When you think about it, "Let's exploit the wisdom of crowds!" really means: "Let's set up a whole bunch of independently acting, loosely federated entities, each with an incomplete view of the system, and let's make them do some cognitive task." In other words, if a crowd ends up having any wisdom, it will have arrived at it through a distributed algorithm.

Why does this matter? Two reasons.

First, it de-mystifies the concept. "The wisdom of crowds" is a phrase precisely calibrated to mystify the thing it denotes. Consider the diction: "crowds", suggesting spontaneous, informal, natural gatherings; and "wisdom", suggesting a folksy knowledge born of experience, as opposed to, say, "intelligence", "cleverness", or "expertise". The phrase "wisdom of crowds" carries within it the seeds of the message that gosh darn it, if you just got those elitist social engineers out of the way, and let everybody alone to act on their common sense, everything would be just peachy. In fact, if you read the blurbs from the publisher's page, this is exactly the message that's being pushed --- if not by Surowiecki himself, then by his promoters, with his tacit assent.

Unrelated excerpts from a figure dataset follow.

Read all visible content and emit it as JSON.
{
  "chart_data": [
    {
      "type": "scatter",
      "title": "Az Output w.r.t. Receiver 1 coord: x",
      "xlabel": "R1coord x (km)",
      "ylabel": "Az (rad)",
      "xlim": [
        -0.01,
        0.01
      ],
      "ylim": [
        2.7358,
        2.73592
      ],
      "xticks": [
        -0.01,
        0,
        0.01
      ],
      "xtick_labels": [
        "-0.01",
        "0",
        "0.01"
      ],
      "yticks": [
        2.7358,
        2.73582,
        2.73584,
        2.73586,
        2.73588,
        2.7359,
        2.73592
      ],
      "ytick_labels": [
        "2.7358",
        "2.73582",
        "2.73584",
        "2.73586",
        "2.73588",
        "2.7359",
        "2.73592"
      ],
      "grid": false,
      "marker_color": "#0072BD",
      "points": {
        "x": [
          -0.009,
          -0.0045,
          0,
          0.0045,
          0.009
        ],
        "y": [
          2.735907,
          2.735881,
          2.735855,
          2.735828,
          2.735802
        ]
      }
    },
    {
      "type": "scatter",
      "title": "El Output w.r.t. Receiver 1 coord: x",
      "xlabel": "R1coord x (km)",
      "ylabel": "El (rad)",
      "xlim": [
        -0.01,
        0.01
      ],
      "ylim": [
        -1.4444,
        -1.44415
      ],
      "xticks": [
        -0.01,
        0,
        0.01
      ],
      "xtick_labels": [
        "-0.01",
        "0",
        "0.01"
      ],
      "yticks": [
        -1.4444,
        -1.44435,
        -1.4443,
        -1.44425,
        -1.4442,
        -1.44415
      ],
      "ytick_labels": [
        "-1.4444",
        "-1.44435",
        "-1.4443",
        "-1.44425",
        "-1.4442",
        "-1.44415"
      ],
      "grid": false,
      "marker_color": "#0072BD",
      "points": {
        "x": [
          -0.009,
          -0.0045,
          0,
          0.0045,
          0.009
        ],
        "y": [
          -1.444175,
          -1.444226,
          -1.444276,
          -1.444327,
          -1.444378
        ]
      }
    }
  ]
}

By contrast, the phrase "the behavior of distributed algorithms" is a more forbidding thing, one that highlights a crucial fact: all systems for extracting knowledge from "crowds" are, in fact, intricate constructions that achieve their results through precise engineering of the rules governing the crowd.

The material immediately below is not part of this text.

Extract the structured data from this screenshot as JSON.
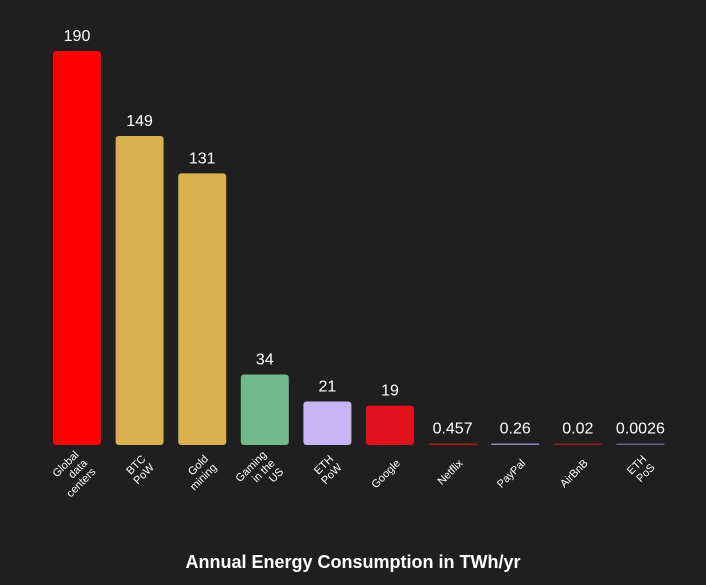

This leads into my second point. Any computer scientist who has tangled with distributed systems knows that designing a distributed algorithm that actually does what you want it to do is extraordinarily tricky. On the other hand, it is really easy to design distributed algorithms that, for deviously subtle reasons, end up prone to behaviors like wildly unpredictable, bizarrely pathological oscillations, race conditions, deadlock, livelock, network floods, etc., etc., etc. Until you have studied the Paxos algorithm, or at least hacked on a distributed system (and I doubt very much that James Surowiecki has done either), you probably lack the humility and skepticism needed to evaluate distributed algorithms accurately.

Naïvely lauding the alleged "wisdom of crowds" obscures the critical issue, which is the design of the distributed algorithm --- i.e., the social organization of the crowd. What are its mechanisms for passing information? For reaching consensus? Where are the possibilities for feedback loops? What happens in the obscure corner cases that result from the interactions of all its features? Etc., etc.

There's no such thing as a free lunch, and gathering together a large number of independent actors does not magically make problem-solving any easier. In fact, it can make problem-solving incalculably harder. After you gather the crowd, you have to figure out how to make it do something useful, and it is by no means the case that you'll always get acceptable outcomes by letting each individual make decisions that "look sensible" (whatever that means) based on locally available information.

Now, as I said, I have not read Surowiecki's book. It is entirely possible that I'm being utterly unfair to him based on the yammerings of others. On the other hand, the publisher's excerpt is not encouraging.

UPDATE 2007-09-29: If you're coming from this ycombinator blog, then note that I wrote a followup after reading most of the book and my opinion of Surowiecki himself has only marginally improved.

Also, in retrospect, it seems to me that this post is more about the "wisdom of crowds" meme --- how and why it's been successful, what's wrong with it, and the role of Surowiecki's publicist in promoting it --- than about Surowiecki's book itself.